Directed by Elizabeth Penny
Written by Tony McMahon
Arts Journalist
Inpress
21st September 2005
Melbourne playwrights Darren Brealey and Stuart Pursell have conceived a deliciously witty and physical comedy, Comfort Zone portraying their view of Melbourne’s theatre scene.
Where did Comfort Zone come from? It started as they sat in darkened theatres, watching emerging playwrights tell their stories with minimal sets and props about talking chickens and displaced farm-wives or the arrested drunk and disorderly gentlefolk of the Northern Territory. These two playwrights couldn’t understand why the rhetoric being performed in front of them made it – on stage. The audience lapped up this diatribe of tasteless wooing and strutting, without an ounce of understanding of what they were watching, but they loved it – it was new theatre, so it must’ve been good.
Darren and Stuart decided their work made more sense, held powerful emotion and told a story the old fashioned way – beginning, middle and end. Yet, they couldn’t get produced. One night after another disappointing night at the theatre, they decided to purposely write a well crafted play, with a plot whose characters lives ironically disintegrate into the same type of bad play theatre companies produce.

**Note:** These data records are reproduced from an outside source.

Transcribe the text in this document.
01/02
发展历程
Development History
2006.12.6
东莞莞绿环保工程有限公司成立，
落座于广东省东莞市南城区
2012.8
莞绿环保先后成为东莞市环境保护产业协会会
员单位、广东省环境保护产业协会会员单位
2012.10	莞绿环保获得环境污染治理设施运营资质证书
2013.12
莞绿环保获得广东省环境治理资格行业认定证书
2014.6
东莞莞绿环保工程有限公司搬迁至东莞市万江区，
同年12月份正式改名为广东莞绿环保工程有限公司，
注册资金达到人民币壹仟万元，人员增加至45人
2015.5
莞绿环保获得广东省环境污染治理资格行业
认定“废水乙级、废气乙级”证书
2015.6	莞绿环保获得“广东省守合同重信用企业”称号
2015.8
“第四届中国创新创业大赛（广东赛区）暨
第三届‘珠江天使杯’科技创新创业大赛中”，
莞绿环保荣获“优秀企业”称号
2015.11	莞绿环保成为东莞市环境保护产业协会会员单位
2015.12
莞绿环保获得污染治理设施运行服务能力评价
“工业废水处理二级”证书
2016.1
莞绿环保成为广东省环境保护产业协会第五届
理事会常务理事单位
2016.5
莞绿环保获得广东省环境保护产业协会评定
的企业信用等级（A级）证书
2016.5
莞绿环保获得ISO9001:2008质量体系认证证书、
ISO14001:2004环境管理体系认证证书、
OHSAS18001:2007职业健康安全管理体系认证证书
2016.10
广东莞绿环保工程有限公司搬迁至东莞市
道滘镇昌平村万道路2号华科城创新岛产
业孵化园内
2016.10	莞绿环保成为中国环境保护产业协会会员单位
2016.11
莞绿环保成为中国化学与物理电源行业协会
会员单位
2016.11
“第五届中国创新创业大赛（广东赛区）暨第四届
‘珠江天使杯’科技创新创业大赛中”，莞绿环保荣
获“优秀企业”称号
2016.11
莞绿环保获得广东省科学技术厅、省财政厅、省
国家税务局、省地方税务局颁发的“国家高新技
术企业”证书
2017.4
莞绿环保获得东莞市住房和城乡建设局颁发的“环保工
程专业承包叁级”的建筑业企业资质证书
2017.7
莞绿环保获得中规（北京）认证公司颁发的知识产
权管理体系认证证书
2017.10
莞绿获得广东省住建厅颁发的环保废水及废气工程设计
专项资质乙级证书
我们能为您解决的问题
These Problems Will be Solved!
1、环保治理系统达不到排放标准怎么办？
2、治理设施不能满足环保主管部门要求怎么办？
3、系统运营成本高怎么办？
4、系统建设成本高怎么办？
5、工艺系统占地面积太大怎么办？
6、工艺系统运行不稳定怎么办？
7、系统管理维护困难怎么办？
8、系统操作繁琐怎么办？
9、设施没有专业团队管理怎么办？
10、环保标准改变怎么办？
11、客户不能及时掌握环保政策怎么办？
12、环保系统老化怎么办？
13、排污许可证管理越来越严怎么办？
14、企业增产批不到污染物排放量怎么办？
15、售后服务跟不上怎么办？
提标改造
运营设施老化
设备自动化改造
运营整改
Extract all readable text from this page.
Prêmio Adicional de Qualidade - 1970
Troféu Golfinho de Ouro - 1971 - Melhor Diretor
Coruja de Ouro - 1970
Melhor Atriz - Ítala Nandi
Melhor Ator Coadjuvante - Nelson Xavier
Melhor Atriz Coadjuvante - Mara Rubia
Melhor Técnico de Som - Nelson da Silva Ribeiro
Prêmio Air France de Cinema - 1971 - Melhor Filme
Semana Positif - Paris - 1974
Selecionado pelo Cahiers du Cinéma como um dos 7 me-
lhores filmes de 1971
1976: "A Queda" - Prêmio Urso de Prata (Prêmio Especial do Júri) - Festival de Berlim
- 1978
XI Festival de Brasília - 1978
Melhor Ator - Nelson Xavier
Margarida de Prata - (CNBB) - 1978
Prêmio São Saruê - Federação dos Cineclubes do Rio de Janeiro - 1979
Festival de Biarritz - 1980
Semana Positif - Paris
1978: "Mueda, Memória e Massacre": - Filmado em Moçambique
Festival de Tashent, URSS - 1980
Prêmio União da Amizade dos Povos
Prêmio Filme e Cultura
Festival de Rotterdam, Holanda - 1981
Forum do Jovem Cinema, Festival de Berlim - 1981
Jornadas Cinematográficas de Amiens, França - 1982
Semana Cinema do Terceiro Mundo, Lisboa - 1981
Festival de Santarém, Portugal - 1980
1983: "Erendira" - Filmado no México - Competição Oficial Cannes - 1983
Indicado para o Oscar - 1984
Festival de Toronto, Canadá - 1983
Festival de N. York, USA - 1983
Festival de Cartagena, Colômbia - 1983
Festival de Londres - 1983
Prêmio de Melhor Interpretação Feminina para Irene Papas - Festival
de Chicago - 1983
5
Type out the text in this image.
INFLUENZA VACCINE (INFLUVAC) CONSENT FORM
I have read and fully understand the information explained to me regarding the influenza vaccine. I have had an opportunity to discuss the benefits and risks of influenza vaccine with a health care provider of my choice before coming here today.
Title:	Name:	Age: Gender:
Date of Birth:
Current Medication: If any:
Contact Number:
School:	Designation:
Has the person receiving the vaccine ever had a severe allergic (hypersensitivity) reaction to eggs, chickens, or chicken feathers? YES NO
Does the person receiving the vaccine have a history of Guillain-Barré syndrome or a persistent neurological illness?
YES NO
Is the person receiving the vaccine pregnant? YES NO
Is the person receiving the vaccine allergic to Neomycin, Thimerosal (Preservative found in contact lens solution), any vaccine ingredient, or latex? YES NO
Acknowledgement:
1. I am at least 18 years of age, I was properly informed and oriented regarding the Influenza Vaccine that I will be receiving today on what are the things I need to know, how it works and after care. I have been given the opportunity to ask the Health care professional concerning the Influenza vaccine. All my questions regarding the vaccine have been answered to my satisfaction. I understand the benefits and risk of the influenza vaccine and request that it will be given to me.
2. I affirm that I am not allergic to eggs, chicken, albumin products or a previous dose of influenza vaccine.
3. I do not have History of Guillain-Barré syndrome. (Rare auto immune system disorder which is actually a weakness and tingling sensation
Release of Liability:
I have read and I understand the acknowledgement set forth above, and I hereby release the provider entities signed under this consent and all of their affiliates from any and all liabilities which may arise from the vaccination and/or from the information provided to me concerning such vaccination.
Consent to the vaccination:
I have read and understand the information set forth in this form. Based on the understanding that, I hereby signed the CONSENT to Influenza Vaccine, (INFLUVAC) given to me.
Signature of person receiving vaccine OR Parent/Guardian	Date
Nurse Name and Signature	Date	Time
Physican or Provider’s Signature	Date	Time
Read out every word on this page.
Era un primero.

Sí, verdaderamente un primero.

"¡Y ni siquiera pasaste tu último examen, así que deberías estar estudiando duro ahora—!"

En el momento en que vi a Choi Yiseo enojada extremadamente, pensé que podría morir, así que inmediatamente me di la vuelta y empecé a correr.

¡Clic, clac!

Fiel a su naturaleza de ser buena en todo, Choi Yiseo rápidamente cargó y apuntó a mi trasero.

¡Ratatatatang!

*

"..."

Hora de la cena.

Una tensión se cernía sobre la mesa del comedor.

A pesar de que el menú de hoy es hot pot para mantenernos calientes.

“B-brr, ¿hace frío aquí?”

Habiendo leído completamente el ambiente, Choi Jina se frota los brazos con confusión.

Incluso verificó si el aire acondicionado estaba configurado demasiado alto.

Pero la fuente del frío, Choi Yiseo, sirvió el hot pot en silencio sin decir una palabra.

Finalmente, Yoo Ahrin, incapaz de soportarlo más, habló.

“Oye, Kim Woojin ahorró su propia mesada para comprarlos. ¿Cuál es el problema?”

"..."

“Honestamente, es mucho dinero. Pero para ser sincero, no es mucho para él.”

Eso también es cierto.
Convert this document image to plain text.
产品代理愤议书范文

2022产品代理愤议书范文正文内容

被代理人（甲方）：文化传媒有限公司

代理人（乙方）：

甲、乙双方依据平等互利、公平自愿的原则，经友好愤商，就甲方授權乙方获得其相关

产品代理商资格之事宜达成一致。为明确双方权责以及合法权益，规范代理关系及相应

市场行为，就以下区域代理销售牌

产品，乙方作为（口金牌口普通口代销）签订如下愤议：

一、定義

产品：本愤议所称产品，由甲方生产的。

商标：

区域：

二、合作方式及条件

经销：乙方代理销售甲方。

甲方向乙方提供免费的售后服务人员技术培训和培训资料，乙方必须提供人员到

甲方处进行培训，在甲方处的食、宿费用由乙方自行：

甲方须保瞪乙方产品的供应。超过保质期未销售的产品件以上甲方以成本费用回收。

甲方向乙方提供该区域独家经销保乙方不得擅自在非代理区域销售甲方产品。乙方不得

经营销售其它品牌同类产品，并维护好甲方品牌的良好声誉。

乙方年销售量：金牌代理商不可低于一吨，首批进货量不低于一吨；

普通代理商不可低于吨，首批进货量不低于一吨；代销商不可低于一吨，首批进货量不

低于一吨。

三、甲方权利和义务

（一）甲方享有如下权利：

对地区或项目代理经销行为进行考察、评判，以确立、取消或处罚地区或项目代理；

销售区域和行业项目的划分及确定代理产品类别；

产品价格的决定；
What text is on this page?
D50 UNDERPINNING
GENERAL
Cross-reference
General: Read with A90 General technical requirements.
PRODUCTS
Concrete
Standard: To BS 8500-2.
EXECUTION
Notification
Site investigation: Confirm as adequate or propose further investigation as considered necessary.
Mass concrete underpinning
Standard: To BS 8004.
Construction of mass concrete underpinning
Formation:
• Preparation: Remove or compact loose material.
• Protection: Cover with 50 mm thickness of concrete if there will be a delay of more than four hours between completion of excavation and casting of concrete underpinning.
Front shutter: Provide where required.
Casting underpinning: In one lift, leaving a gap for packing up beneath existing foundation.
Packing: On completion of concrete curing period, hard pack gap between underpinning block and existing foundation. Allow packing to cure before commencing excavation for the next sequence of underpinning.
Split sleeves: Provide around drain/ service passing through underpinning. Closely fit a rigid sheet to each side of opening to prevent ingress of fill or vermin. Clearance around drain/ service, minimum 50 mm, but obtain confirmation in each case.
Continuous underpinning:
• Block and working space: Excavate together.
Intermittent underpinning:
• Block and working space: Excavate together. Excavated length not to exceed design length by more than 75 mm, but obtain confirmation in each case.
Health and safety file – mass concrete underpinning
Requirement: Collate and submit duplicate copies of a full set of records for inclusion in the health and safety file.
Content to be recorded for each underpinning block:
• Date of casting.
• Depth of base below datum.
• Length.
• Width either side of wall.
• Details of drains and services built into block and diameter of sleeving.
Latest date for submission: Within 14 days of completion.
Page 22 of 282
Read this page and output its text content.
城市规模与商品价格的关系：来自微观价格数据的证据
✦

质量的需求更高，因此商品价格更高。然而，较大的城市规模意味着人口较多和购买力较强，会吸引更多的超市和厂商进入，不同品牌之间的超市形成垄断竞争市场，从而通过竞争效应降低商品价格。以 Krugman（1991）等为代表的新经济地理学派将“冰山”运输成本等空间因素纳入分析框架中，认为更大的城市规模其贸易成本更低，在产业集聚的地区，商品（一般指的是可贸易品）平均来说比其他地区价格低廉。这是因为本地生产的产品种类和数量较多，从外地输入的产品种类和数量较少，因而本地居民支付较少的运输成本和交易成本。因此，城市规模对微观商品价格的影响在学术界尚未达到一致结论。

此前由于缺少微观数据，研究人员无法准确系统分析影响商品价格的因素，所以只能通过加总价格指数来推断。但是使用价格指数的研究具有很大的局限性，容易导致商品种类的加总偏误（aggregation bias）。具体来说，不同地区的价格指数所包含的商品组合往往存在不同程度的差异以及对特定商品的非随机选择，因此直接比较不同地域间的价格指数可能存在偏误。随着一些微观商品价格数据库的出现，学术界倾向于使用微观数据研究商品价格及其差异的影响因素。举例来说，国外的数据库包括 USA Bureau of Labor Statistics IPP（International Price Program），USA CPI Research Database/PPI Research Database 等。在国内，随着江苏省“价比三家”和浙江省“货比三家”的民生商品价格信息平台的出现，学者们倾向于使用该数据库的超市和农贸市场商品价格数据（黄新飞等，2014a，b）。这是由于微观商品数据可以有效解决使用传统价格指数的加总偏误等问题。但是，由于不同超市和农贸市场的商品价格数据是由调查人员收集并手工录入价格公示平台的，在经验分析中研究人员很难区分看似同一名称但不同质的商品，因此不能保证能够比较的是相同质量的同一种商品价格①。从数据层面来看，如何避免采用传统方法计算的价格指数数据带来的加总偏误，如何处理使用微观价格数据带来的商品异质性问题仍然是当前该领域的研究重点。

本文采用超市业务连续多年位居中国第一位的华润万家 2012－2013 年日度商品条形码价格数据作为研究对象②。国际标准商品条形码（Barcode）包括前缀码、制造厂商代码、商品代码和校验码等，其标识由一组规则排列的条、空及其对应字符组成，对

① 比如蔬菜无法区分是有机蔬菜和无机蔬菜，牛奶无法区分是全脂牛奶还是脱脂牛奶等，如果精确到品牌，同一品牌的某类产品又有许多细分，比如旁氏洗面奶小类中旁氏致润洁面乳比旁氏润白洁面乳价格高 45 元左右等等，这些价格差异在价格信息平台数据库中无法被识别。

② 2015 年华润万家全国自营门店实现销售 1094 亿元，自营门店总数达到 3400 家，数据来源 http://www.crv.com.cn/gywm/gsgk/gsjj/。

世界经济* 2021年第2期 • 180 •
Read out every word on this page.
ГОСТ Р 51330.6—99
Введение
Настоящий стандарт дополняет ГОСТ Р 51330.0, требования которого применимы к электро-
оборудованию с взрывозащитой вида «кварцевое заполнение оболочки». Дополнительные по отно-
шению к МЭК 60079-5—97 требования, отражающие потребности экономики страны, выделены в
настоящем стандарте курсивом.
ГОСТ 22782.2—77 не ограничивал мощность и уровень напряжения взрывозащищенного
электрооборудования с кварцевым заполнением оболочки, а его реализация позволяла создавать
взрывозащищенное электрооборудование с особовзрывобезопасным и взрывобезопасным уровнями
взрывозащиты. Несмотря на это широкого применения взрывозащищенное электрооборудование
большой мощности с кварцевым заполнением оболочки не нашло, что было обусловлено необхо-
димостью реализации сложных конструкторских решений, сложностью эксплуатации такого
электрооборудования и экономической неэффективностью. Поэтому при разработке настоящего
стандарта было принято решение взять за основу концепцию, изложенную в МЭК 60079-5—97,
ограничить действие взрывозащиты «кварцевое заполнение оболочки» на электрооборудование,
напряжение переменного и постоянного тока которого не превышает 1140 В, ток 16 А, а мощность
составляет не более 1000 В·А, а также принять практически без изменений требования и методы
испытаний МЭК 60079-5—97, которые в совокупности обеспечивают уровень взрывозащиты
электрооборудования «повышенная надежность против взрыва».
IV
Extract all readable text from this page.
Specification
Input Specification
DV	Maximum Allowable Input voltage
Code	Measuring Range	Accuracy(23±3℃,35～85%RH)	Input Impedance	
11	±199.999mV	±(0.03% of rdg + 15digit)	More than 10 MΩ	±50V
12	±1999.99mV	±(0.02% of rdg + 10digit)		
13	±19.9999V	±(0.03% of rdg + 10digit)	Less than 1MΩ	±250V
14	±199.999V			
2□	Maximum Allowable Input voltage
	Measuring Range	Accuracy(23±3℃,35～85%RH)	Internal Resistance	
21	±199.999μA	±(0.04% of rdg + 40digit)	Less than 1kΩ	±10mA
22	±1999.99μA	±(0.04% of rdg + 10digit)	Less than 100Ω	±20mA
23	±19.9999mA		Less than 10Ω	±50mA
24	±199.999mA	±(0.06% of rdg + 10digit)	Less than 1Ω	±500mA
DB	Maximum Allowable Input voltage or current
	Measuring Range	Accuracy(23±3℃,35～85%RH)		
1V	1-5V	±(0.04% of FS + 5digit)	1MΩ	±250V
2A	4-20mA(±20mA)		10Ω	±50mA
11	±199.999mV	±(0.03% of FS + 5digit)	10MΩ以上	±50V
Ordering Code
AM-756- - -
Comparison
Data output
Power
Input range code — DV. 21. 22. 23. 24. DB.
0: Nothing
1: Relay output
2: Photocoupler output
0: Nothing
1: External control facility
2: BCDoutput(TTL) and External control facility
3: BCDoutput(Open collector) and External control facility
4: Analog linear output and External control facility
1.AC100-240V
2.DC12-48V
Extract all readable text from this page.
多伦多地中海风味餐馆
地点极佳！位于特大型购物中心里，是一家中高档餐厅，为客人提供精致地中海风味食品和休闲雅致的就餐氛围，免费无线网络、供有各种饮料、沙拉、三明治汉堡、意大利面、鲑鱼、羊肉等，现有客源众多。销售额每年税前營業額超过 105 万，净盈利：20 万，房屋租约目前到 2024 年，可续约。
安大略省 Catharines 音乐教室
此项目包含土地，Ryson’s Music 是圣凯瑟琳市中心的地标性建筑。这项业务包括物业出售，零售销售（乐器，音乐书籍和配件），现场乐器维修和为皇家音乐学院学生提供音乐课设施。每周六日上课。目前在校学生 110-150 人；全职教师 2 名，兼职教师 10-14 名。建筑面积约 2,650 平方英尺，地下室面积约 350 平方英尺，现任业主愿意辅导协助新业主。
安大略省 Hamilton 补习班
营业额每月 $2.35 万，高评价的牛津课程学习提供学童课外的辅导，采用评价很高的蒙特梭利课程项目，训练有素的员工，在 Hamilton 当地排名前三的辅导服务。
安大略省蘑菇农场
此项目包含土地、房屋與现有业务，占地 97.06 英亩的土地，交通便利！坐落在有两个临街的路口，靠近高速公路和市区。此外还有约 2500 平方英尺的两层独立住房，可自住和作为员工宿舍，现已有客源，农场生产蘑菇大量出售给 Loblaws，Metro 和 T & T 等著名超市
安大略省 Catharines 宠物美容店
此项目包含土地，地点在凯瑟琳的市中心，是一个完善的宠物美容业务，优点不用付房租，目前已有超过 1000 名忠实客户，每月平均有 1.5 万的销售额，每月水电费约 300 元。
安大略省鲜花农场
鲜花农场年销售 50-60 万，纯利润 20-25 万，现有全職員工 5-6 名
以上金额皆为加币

Comfort Zone tells the story of a woman with more power than she deserves, whose lost touch with the reality of the industry she claims to have single-handedly created. Deirdre James is a protagonist clinging to the last bastion of power (let alone integrity) and in between programming her friend’s work and shagging the Art’s Minister’s PA, she flaunts herself with an air of superiority wrapped round a Greenroom Award. This is a woman who can make or break the drug and alcohol addictions of many aspiring playwrights. When Deirdre’s sexual favours for arts funding backfires, she is faced with a financial ultimatum that is delivered by a socially misfortunate lad who works for the Arts Minister. His news wreaks havoc upon their fragile lives.
This is extreme fringe. Expect to be entertained by a rather frank and honest opinion of how arts funding is decided and disseminated, a perception of the selection criteria for many theatrical managers and how they plan their theatre seasons.
This is a comedy about our view of what it’s really like to know someone in the upper echelons of power of the theatre world. It’s who you know and boy do we push that envelope. Keep in mind this is a tongue-in-cheek comedy that allows a good dose of laughter at ourselves as playwrights and artisans. Often we think we know what is going on behind closed doors – the question remains, “Is Comfort Zone pointing in the right direction?”